Can the Common Core be Anything but a Bad Apple?

The Almighty Arm, Architect of the Common Core:  The Hand with a Brain to Make Standards For All!

The AFT stopped far short of a full condemnation of the Common Core at its conference.  I kept going.

I ask myself, who wants the Common Core?  

Some answer, people who want standards.  But don't they know, we have standards.  New York State, in my opinion, has had some pretty fine standards in its history.  The problem is that many people cannot meet them.  Raising the standards will not make the task any easier.  I have seen standards lowered for political purposes.  I now see them raised for political purposes.  I want to teach children, as I have done for twenty years, and not primarily cater to the current needs of politicians.

Some politicians crave the Core.   I ask myself, why?  Perhaps it is much easier to blame teachers for poverty, then to understand how poverty presents huge obstacles to a child's success in school.  Perhaps it is much easier to use teachers as scapegoats than to examine why more and more people cannot find jobs with paychecks to pay their bills.   

Ed.
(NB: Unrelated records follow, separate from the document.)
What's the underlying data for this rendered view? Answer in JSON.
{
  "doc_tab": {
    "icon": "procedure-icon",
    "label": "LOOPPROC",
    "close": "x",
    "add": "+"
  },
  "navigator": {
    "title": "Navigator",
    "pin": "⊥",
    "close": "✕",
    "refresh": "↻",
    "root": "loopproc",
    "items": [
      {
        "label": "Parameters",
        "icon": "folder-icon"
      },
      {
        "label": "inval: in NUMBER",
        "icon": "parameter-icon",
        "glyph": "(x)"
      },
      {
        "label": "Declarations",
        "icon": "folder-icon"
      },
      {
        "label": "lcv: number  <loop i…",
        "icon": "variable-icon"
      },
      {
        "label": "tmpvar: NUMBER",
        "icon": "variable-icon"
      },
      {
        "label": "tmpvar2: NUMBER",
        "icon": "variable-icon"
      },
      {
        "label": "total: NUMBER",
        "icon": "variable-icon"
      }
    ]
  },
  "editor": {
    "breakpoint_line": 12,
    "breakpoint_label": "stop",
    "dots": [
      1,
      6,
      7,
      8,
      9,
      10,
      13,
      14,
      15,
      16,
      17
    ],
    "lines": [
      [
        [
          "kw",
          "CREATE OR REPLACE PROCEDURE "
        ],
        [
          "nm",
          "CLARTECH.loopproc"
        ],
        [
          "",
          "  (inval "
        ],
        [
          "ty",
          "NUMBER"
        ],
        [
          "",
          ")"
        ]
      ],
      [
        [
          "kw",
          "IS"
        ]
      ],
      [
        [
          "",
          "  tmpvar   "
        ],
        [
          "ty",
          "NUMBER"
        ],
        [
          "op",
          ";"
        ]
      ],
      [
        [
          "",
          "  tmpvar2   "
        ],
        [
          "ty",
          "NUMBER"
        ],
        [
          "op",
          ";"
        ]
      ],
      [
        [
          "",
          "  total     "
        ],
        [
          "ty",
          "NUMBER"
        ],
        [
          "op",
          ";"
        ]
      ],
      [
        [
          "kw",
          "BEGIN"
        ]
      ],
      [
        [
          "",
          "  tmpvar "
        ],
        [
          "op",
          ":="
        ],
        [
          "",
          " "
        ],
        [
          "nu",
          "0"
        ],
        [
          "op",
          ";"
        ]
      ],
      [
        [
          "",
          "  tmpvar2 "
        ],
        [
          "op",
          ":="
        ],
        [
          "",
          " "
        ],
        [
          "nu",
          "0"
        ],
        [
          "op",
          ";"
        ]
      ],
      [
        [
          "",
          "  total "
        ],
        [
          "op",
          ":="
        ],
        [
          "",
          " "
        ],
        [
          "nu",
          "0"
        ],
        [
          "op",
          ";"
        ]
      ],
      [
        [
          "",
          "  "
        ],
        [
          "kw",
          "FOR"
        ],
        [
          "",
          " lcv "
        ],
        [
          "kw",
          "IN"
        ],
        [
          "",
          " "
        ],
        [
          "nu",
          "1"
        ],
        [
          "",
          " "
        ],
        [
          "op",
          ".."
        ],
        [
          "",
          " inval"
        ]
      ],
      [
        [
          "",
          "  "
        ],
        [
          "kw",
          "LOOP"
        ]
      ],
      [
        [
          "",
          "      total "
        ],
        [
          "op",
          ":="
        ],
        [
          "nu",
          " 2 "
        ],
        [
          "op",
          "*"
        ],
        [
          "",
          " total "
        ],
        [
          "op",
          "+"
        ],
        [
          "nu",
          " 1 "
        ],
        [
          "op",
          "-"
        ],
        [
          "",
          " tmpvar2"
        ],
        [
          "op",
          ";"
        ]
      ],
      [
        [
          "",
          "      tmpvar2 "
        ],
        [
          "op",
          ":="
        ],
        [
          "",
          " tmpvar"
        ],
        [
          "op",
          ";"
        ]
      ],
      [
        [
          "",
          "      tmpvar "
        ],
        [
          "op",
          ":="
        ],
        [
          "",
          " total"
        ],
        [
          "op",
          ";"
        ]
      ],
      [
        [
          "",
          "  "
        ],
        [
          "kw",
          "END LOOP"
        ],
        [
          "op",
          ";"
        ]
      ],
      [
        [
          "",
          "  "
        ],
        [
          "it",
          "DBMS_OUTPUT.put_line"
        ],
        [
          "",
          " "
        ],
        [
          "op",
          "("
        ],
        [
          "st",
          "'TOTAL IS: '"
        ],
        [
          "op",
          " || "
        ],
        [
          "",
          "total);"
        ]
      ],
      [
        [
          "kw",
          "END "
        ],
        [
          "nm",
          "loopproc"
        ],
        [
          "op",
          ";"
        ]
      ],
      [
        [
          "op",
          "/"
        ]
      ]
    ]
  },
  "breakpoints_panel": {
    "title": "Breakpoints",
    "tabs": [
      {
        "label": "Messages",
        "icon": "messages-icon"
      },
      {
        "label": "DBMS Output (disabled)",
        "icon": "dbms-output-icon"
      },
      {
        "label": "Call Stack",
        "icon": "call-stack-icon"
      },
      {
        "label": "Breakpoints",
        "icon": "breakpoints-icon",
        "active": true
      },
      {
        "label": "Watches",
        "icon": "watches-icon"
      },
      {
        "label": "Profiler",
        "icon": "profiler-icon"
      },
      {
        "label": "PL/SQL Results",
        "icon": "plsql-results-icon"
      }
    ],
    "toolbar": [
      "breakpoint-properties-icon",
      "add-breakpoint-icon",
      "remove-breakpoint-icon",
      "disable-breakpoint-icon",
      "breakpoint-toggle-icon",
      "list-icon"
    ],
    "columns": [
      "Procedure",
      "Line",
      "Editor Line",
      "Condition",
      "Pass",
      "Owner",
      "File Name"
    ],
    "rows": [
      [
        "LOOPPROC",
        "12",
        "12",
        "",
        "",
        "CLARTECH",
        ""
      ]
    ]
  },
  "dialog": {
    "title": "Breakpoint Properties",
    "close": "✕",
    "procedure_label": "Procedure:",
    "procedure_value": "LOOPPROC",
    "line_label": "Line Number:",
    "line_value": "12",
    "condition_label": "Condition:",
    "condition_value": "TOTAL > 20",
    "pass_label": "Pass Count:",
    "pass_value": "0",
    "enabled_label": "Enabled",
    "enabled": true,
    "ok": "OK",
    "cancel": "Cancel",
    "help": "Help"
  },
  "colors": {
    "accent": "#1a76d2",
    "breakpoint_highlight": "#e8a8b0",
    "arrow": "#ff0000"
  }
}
Companies love the Core.  Do you see the dollar signs in their eyes?  If you can market the same set of materials nationwide, profits will skyrocket.  One textbook and one test for all!  In our federal system of democracy, states are supposed to be laboratories for experimentation.  Education is a reserved power.  Schooling should grow out of community needs.  States should write their own standards.  To anyone who asks, what are you going to do when someone moves from California to NY, I will say most of my transfers come from other countries, not other states.  I will teach a kid from California, just as I will teach a student from China, the standards of my state.  

Some data miners love the Core.  InBloom has been defeated, but we all know that some incarnation lurks in the shadows, waiting for a moment of weakness to strike again and exploit the data of little children.  I don't want Big Brother, with a few items to market, tracking my children or anyone else's children and storing the data for all time.  

The Core can be used to strike at educators under the name of test-based accountability.  Teachers and schools will be held accountable for the scores of their students.  Teachers will be blamed for low Common-Core test scores.  Public schools will be closed and charters will be opened, as per the policy of Secretary Arne Duncan.  Some charters pursue profits.  Others just have directors who earn more than the President of the United States.  

People who don't mind more test prep may welcome the Core.   Instead of growing up experiencing by doing and learning the joys of socialization through play, little children are learning how to sit for hours under the pressure of testing conditions, lost in a sea of endless bubbles.  Even at the Success Academy, I read teachers are handed materials to clean up vomit during the big tests.

I know a lot of people who got nifty grants from Bill Gates probably love the Core.  I'm sure they'd love to write some more grant proposals as they sign away the future of other people's kids.

It seems a short a trip from U.S. Common Core to World Core, academic imperialism based on the enforcement of one set of P.I.S.A.-based standards, again, worshiping at the altar of the almighty test.  The U.S. can offer fantastic grants, thanks to the funding of Bill Gates, to promulgate international standards.   Then, we'll blame teachers in countries with the lowest per capita income for the scores of their students!  We can just close their countries down and send in profiteering charter companies to take over.  Oh, how the ed. companies will wallop us and win big!  

In my mind, there are many reasons why I do not want the Core.  It is an abstraction written by people with little experience in education or child psychology.  Students will be told early and often that they are failures.  Our 2013 NY State tests are a testament to that.  Cut scores were set to fail seventy percent of students taking the test.  The Core is a distraction from the real problems of our society, another gladiatorial game in which teachers, this time, are the ones being thrown to the lions.  I am not without my own standards, but they are not those of the politically charged Common Core.